Google admits Gemini AI hands-on demo video was not real and edited to "inspire developers"

Alongside unveiling its latest foundation model, Gemini, and making big claims about its capabilities, Google also released a demo video on YouTube, where a user can be seen doing various activities on a table, and the AI was able to recognize it instantly and verbally respond. The shocking video was met with awe because no one in the industry has been able to achieve such results from an AI model so far, and likely nobody will for a long time – including Google. It turns out the video was not entirely real and Google edited the Gemini AI demo video and added elements to make it seem more advanced than it really is.

Questions were raised on the demo video first by a Bloomberg op-ed by Parmy Olsen who claimed that Google was misrepresenting the capabilities of its Gemini AI in the demo. Later, The Verge reached out to a Google spokesperson who then referred to a post on X by Oriol Vinyals, the vice president of Research & Deep Learning Lead at Google DeepMind. He is also the co-lead for the Gemini project.

In a post, he said, “All the user prompts and outputs in the video are real, shortened for brevity. The video illustrates what the multimodal user experiences built with Gemini could look like.

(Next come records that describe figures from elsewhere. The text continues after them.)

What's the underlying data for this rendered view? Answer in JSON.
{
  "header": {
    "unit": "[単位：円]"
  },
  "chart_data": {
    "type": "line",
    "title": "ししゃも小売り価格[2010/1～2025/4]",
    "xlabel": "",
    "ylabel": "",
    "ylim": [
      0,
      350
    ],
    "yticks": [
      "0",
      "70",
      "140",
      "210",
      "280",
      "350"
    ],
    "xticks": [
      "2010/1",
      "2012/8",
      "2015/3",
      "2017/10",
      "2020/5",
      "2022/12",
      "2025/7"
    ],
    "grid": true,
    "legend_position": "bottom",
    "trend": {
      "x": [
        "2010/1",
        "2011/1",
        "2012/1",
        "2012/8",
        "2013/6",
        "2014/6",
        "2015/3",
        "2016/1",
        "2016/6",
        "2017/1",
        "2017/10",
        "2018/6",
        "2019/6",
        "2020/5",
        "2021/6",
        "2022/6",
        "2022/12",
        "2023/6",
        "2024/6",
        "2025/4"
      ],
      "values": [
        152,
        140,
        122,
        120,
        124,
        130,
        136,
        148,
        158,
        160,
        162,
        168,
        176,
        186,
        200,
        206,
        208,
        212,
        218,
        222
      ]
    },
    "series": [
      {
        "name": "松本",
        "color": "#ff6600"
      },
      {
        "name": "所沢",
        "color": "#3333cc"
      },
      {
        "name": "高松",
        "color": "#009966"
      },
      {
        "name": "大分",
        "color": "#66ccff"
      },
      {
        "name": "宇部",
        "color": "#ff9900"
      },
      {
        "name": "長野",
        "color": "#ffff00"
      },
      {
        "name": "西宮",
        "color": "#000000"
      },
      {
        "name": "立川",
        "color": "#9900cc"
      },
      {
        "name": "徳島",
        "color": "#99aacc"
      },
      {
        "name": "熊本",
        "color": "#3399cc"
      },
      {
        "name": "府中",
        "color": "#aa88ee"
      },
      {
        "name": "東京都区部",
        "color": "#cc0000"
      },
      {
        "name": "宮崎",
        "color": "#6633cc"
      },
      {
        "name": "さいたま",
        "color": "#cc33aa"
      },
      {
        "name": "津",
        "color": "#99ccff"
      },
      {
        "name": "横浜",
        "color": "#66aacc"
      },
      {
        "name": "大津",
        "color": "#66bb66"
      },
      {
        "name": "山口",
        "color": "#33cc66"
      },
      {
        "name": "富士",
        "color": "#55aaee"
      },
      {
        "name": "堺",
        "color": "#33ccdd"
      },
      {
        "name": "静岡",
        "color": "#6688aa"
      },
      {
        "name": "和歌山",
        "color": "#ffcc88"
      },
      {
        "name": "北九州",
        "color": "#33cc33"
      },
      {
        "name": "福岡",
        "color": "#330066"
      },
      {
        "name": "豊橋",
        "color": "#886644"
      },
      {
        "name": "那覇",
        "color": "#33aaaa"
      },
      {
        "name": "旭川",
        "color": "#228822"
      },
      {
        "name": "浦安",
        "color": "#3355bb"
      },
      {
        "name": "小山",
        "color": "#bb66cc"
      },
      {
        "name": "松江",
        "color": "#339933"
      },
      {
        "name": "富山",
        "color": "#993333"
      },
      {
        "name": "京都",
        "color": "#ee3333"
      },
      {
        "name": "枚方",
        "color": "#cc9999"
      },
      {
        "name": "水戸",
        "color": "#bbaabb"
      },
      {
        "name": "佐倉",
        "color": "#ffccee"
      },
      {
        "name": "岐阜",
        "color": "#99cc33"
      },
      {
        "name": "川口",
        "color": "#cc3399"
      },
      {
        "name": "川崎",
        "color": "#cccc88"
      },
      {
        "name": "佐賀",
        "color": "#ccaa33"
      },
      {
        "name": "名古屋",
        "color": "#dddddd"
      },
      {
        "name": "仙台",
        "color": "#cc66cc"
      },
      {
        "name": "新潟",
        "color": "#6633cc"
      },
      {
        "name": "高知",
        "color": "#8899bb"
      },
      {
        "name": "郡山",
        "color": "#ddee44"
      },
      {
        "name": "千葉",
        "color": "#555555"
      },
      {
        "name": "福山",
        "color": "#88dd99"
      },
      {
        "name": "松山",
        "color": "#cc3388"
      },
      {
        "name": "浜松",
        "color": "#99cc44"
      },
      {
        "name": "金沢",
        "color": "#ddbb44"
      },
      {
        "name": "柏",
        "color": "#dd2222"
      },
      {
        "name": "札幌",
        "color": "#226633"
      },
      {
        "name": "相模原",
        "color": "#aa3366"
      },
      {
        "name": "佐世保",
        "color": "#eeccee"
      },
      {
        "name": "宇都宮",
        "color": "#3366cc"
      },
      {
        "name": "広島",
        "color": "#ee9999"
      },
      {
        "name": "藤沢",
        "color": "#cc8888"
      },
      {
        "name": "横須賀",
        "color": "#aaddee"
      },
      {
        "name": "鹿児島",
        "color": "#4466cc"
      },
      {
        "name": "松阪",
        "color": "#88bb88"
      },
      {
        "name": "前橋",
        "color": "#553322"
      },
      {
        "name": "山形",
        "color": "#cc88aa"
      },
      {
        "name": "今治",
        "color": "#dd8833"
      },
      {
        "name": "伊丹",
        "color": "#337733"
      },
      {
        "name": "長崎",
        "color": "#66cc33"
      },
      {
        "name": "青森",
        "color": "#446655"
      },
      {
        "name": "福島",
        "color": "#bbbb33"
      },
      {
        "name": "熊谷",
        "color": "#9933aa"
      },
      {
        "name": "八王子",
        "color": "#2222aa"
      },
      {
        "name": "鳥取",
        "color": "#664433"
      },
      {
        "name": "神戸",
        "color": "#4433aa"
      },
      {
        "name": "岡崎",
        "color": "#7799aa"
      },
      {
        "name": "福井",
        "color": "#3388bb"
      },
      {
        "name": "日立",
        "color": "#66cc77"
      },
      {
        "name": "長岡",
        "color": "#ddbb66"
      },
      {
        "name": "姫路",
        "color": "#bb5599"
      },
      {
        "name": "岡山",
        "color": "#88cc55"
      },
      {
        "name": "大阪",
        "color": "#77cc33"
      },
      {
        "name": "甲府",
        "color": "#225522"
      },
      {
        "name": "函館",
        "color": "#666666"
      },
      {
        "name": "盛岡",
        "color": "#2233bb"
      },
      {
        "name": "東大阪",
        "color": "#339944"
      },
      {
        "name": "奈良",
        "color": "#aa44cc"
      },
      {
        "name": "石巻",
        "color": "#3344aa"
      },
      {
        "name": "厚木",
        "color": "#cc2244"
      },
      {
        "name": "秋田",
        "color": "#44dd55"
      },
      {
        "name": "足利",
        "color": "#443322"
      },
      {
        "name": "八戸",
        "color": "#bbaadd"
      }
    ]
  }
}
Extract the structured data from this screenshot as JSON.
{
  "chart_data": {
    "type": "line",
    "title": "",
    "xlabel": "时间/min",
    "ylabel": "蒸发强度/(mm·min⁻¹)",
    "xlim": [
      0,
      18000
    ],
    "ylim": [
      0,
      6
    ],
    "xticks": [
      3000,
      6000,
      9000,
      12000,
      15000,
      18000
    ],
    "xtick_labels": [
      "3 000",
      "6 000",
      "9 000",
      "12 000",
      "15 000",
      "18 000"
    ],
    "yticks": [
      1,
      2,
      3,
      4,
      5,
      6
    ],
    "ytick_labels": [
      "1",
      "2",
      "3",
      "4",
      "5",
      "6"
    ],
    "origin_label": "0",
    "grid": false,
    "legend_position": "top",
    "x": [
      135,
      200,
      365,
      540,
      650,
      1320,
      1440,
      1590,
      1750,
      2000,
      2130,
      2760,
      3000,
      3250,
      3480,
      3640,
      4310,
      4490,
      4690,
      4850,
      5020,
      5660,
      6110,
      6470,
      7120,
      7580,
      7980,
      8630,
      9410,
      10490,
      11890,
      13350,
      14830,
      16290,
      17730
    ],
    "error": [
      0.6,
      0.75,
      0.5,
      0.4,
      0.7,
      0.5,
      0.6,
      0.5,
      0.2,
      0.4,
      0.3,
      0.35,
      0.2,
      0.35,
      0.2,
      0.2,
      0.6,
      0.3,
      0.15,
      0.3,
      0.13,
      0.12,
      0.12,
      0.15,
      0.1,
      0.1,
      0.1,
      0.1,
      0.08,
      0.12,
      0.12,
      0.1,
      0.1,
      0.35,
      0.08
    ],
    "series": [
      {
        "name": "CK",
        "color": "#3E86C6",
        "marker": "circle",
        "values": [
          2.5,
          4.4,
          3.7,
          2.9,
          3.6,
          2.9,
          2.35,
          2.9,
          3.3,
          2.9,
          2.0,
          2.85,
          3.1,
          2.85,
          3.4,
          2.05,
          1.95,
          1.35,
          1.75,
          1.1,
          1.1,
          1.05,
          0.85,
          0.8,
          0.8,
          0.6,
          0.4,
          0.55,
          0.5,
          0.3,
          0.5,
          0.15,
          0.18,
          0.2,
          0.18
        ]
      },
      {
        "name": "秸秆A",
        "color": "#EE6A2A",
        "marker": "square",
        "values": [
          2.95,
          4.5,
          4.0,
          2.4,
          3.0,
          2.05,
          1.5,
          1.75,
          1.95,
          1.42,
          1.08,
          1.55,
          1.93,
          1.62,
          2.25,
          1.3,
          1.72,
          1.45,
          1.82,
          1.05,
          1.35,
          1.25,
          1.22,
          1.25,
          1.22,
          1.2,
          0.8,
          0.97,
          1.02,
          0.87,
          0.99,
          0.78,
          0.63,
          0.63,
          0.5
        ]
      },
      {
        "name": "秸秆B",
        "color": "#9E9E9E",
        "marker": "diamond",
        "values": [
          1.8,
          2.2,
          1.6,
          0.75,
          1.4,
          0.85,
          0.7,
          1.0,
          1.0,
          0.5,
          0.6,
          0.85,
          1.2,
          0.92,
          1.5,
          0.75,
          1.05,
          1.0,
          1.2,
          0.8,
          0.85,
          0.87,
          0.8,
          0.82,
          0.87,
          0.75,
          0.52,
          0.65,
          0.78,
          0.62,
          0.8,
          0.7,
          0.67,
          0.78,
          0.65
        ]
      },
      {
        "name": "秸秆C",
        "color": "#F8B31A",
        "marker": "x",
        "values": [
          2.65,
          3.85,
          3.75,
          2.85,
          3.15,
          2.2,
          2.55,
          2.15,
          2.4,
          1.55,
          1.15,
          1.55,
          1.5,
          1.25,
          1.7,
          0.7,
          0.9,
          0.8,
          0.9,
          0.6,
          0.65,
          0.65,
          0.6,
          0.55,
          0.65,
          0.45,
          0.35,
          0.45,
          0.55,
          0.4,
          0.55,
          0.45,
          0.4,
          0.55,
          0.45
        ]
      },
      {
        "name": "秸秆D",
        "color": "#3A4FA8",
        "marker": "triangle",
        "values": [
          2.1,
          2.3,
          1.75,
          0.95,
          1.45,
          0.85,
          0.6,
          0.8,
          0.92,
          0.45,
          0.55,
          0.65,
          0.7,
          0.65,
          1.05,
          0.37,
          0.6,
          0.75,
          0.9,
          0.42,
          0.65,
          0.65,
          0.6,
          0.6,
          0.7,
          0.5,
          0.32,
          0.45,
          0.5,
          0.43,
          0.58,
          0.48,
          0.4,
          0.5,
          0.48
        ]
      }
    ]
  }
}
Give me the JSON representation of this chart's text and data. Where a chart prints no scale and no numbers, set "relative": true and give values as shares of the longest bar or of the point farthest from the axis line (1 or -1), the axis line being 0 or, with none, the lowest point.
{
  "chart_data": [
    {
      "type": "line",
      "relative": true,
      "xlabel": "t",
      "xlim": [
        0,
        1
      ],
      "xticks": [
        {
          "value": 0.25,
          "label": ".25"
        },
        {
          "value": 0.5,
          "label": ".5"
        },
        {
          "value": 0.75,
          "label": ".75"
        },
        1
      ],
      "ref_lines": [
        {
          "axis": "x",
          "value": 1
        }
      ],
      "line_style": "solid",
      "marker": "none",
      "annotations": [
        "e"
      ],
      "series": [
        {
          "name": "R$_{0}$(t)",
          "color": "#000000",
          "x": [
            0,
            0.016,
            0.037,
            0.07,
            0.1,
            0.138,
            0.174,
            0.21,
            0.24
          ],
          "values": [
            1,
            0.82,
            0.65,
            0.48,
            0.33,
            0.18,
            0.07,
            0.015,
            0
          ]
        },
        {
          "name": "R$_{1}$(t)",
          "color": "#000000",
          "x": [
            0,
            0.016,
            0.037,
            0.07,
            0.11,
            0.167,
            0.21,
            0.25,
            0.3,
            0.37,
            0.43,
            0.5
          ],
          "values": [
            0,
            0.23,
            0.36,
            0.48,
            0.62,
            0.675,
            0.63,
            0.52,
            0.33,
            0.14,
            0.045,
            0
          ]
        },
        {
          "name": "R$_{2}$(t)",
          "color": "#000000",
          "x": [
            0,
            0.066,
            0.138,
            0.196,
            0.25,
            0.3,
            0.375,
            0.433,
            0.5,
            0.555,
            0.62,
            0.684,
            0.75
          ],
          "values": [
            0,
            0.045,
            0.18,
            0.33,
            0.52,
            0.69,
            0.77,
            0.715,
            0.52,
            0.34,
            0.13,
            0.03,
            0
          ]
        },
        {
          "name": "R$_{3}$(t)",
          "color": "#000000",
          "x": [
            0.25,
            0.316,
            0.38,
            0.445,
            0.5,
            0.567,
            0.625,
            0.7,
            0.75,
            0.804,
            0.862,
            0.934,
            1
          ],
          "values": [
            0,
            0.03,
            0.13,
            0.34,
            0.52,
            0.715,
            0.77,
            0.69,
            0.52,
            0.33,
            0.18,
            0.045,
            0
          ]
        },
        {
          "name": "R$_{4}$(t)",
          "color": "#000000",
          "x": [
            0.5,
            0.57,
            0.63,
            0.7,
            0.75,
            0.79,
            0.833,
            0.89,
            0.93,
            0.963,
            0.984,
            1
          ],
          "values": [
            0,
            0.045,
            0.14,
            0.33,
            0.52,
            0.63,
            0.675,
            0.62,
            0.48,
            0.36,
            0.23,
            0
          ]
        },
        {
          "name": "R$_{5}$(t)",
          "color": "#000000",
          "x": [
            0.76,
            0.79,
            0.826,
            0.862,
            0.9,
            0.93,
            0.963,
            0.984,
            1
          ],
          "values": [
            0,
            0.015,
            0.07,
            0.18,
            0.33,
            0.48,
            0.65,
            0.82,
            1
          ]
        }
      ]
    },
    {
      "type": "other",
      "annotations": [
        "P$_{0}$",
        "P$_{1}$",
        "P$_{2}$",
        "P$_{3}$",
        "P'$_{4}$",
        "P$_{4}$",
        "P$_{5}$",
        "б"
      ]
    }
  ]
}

We made it to inspire developers”.

Google admits to editing its Gemini AI demo video

Bloomberg received more information on how exactly it was done from another Google spokesperson who revealed that the results in the video were achieved by “using still image frames from the footage, and prompting via text”.

These claims are quite concerning. Editing videos to remove the snag and slight enhancements is something many do, however, adding elements to make it appear like it has new core competencies can be considered misleading. On top of that, it also becomes obvious that apart from certain parts of the video, it is also not that impressive.

Another deadly blow was delivered by Ethan Mollick, a Wharton professor, on X who showed here and here that ChatGPT Plus was capable of giving similar results when presented with an image-based prompt. He said, “The video part is quite cool, but I have difficulty believing that there is no prompting happening here behind the scenes. GPT-4 class AIs are good at interpreting intent, but not with as much shifting context. GPT-4 doesn’t do video, but seems to give similar answers to Gemini”.

Many have reacted to Vinyal’s post on “brevity” and expressed their disappointment at realizing that the video was not real. One X user replied, “If you want to inspire developers then why don’t you post factual content? The prompts can’t be “real” and shortened at the same time. It was disingenuous and misleading”.